3. Moving the new site files to our E3SM data respository

These scripts will generate three files, if successful, in $OLMT_ROOT/temp. This would be fine if we were performing a one-off simulation of a site, but if it’s a site we’ll be returning to it’s best to move the file to the common E3SM data repository at $INPUTDATA.

The file names generated – domain.nc, surfdata.nc, surfdata.pftdyn.nc - are not particularly descriptive, so we should add information about: a) what site it is, b) resolution of the file it was generated from, and c) the creation date (maybe not necessary, but there’s a long tradition of this in the filenames for CESM/E3SM).

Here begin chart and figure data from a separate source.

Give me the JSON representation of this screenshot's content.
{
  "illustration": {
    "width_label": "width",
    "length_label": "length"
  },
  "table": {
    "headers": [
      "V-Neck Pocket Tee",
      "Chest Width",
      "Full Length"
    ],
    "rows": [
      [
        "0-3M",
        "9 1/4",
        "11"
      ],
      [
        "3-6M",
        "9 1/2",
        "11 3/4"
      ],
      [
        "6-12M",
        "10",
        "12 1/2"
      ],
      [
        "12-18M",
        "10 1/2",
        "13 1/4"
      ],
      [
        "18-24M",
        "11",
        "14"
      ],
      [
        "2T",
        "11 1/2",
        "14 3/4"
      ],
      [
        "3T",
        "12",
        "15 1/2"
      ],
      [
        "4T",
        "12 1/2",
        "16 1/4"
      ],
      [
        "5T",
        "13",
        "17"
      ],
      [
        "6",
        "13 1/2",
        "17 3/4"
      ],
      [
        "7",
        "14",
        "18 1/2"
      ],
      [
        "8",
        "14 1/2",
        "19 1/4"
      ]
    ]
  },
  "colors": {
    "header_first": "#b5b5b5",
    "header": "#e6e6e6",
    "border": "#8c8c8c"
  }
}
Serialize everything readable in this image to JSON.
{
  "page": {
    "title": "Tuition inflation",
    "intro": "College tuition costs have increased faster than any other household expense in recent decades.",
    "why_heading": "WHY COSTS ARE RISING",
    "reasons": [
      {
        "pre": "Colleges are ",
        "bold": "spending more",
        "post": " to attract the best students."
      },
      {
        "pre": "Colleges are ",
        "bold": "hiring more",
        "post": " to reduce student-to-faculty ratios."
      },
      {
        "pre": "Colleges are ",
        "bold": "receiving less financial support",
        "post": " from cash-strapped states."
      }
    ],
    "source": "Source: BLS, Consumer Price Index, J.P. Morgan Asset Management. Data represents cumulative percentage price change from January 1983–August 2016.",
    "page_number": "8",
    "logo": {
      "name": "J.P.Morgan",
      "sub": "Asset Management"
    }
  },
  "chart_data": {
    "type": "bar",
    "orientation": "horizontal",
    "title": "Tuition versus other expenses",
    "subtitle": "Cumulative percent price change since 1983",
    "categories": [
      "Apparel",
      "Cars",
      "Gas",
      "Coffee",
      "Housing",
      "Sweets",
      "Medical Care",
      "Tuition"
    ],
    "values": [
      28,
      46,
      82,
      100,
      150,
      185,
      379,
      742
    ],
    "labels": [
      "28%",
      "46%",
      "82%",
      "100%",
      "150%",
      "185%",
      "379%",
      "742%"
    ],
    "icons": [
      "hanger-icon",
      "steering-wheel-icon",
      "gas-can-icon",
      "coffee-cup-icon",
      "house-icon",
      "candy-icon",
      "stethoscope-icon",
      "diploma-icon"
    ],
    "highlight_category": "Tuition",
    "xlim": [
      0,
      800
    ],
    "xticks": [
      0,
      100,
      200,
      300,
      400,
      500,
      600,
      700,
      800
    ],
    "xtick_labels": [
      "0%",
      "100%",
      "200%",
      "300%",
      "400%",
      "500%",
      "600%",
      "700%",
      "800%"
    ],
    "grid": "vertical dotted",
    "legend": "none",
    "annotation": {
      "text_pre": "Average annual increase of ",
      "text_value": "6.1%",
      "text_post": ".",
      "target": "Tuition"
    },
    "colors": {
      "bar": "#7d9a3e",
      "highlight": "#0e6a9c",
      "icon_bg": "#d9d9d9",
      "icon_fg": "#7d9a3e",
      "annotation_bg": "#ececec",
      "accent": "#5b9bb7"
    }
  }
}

Continuing the example of Abisko:

domain.nc goes into $INPUTDATA/share/domains/domain.clm:
mv temp/domain.nc /project/neon_e3sm/inputdata/share/domains/domain.clm/domain.lnd.1x1pt_Abisko-GRID.nc
1x1pt indicates it is a single point, -GRID indicates it uses data from the gridded E3SM datasets (e.g., the --surfdata_grid argument in makepointdata.py)

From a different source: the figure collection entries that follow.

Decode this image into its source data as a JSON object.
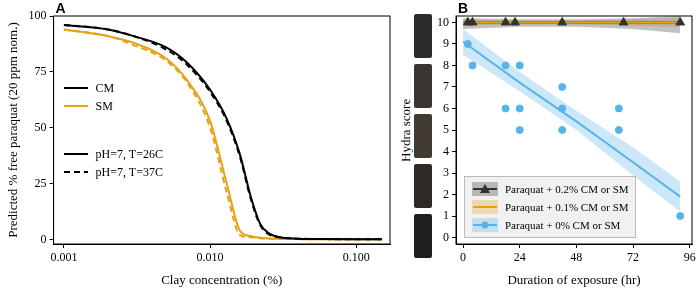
{
  "chart_data": [
    {
      "panel": "A",
      "type": "line",
      "x_label": "Clay concentration (%)",
      "y_label": "Predicted % free paraquat (20 ppm nom.)",
      "log": "x",
      "grid": false,
      "legend": "left",
      "xlim": [
        0.00085,
        0.17
      ],
      "xticks": [
        {
          "value": 0.001,
          "label": "0.001"
        },
        {
          "value": 0.01,
          "label": "0.010"
        },
        {
          "value": 0.1,
          "label": "0.100"
        }
      ],
      "ylim": [
        -2,
        100
      ],
      "yticks": [
        0,
        25,
        50,
        75,
        100
      ],
      "x": [
        0.001,
        0.002,
        0.003,
        0.005,
        0.007,
        0.01,
        0.013,
        0.016,
        0.019,
        0.022,
        0.025,
        0.03,
        0.04,
        0.06,
        0.1,
        0.15
      ],
      "series": [
        {
          "name": "CM",
          "condition": "pH=7, T=26C",
          "color": "#000000",
          "line_style": "solid",
          "values": [
            96,
            94,
            91,
            86,
            79,
            67,
            54,
            38,
            19,
            7,
            3,
            1,
            0.4,
            0.2,
            0.1,
            0.1
          ]
        },
        {
          "name": "CM",
          "condition": "pH=7, T=37C",
          "color": "#000000",
          "line_style": "dashed",
          "values": [
            96,
            94,
            91,
            85,
            78,
            66,
            53,
            37,
            18,
            6.5,
            2.5,
            1,
            0.4,
            0.2,
            0.1,
            0.1
          ]
        },
        {
          "name": "SM",
          "condition": "pH=7, T=26C",
          "color": "#e6a117",
          "line_style": "solid",
          "values": [
            94,
            91,
            88,
            81,
            71,
            53,
            25,
            4,
            1.5,
            0.8,
            0.5,
            0.3,
            0.2,
            0.1,
            0.1,
            0.1
          ]
        },
        {
          "name": "SM",
          "condition": "pH=7, T=37C",
          "color": "#e6a117",
          "line_style": "dashed",
          "values": [
            94,
            91,
            87,
            80,
            70,
            50,
            21,
            2,
            1,
            0.6,
            0.4,
            0.3,
            0.2,
            0.1,
            0.1,
            0.1
          ]
        }
      ]
    },
    {
      "panel": "B",
      "type": "scatter",
      "x_label": "Duration of exposure (hr)",
      "y_label": "Hydra score",
      "grid": false,
      "legend": "bottom left",
      "xlim": [
        -3,
        97
      ],
      "xticks": [
        0,
        24,
        48,
        72,
        96
      ],
      "ylim": [
        -0.3,
        10.3
      ],
      "yticks": [
        0,
        1,
        2,
        3,
        4,
        5,
        6,
        7,
        8,
        9,
        10
      ],
      "series": [
        {
          "name": "Paraquat + 0.2% CM or SM",
          "color": "#333333",
          "marker": "triangle",
          "x": [
            2,
            4,
            18,
            22,
            42,
            68,
            92
          ],
          "values": [
            10,
            10,
            10,
            10,
            10,
            10,
            10
          ],
          "fit": {
            "x": [
              0,
              24,
              48,
              72,
              92
            ],
            "values": [
              10,
              10,
              10,
              10,
              10
            ],
            "lower": [
              9.7,
              9.8,
              9.8,
              9.7,
              9.5
            ],
            "upper": [
              10.2,
              10.15,
              10.15,
              10.2,
              10.3
            ]
          }
        },
        {
          "name": "Paraquat + 0.1% CM or SM",
          "color": "#e6a117",
          "marker": "none",
          "fit": {
            "x": [
              0,
              24,
              48,
              72,
              92
            ],
            "values": [
              10,
              10,
              10,
              10,
              10
            ],
            "lower": [
              9.85,
              9.9,
              9.9,
              9.85,
              9.8
            ],
            "upper": [
              10.15,
              10.1,
              10.1,
              10.15,
              10.2
            ]
          }
        },
        {
          "name": "Paraquat + 0% CM or SM",
          "color": "#56b4e9",
          "marker": "circle",
          "x": [
            2,
            4,
            18,
            18,
            24,
            24,
            24,
            42,
            42,
            42,
            66,
            66,
            92
          ],
          "values": [
            9,
            8,
            8,
            6,
            8,
            6,
            5,
            7,
            6,
            5,
            6,
            5,
            1
          ],
          "fit": {
            "x": [
              0,
              24,
              48,
              72,
              92
            ],
            "values": [
              9.1,
              7.2,
              5.4,
              3.5,
              1.9
            ],
            "lower": [
              8.5,
              6.8,
              5.0,
              2.9,
              1.2
            ],
            "upper": [
              9.7,
              7.7,
              5.9,
              4.2,
              2.6
            ]
          }
        }
      ]
    }
  ]
}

surfdata.nc and surfdata.pftdyn.nc go into $INPUTDATA/lnd/clm2/surfdata_map/:
mv temp/surfdata.nc /project/neon_e3sm/inputdata/lnd/clm2/surfdata_map/surfdata_1x1pt_Abisko-GRID_simyr1850_c360x720_c250306.nc
mv temp/surfdata.pftdyn.nc /project/neon_e3sm/inputdata/lnd/clm2/surfdata_map/landuse.timeseries_1x1pt_Abisko-GRID_simyr1850-2015_c250306.nc
Where simyr1850 indicates it starts from a surface dataset meant to represent 1850, c360x720 is the resolution of the dataset used to create the surface files (e.g., 0.5°), and c250306 is the date I created the files.

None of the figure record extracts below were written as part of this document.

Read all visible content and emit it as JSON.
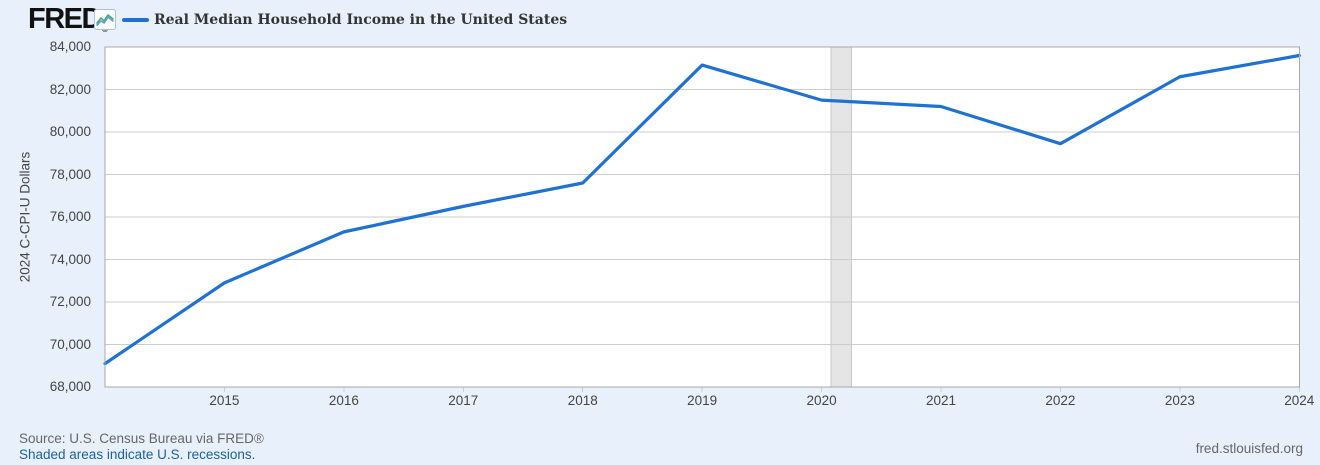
{
  "header": {
    "logo_text": "FRED",
    "registered_mark": "®",
    "chart_icon": "line-chart-icon"
  },
  "chart_data": {
    "type": "line",
    "title": "Real Median Household Income in the United States",
    "ylabel": "2024 C-CPI-U Dollars",
    "x": [
      2014,
      2015,
      2016,
      2017,
      2018,
      2019,
      2020,
      2021,
      2022,
      2023,
      2024
    ],
    "values": [
      69100,
      72900,
      75300,
      76500,
      77600,
      83150,
      81500,
      81200,
      79450,
      82600,
      83600
    ],
    "series_name": "Real Median Household Income in the United States",
    "xlim": [
      2014,
      2024
    ],
    "ylim": [
      68000,
      84000
    ],
    "ytick_step": 2000,
    "xticks": [
      2015,
      2016,
      2017,
      2018,
      2019,
      2020,
      2021,
      2022,
      2023,
      2024
    ],
    "grid": true,
    "legend_position": "top-left",
    "line_color": "#1f72d2",
    "recession_bands": [
      {
        "start": 2020.08,
        "end": 2020.25
      }
    ],
    "recession_fill": "#e5e5e5",
    "recession_edge": "#c9c9c9"
  },
  "footer": {
    "source_text": "Source: U.S. Census Bureau via FRED®",
    "recessions_note": "Shaded areas indicate U.S. recessions.",
    "site_link": "fred.stlouisfed.org"
  },
  "colors": {
    "page_bg": "#e8f1fb",
    "plot_bg": "#ffffff",
    "grid": "#cccccc",
    "plot_border": "#a8a8a8",
    "x_tick_stub": "#c3cfdb",
    "axis_text": "#444444",
    "title_text": "#333333",
    "source_text": "#666666",
    "link": "#1c5f9e"
  }
}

4. Finally, please check the permissions of the files you added

The permissions model on the servers can be a bit annoying! If you create new files they may not be accessible to other members of NGEE Arctic. To ensure they are, a quick check is:

cd /project/neon_e3sm/inputdata
find . -group $USER -exec chgrp ngeearctic {} +
find . -user $USER -exec chmod g=u {} +

These commands: a) move you to the root directory of the E3SM datasets, b) find any files where the UNIX group is equal to your moinker, and changes them to ngeearctic, c) sets the ngeearctic group permissions to be the same as the user that created them.

FINALLY, because this is a shared space, please be exceedingly careful with rm in this directory!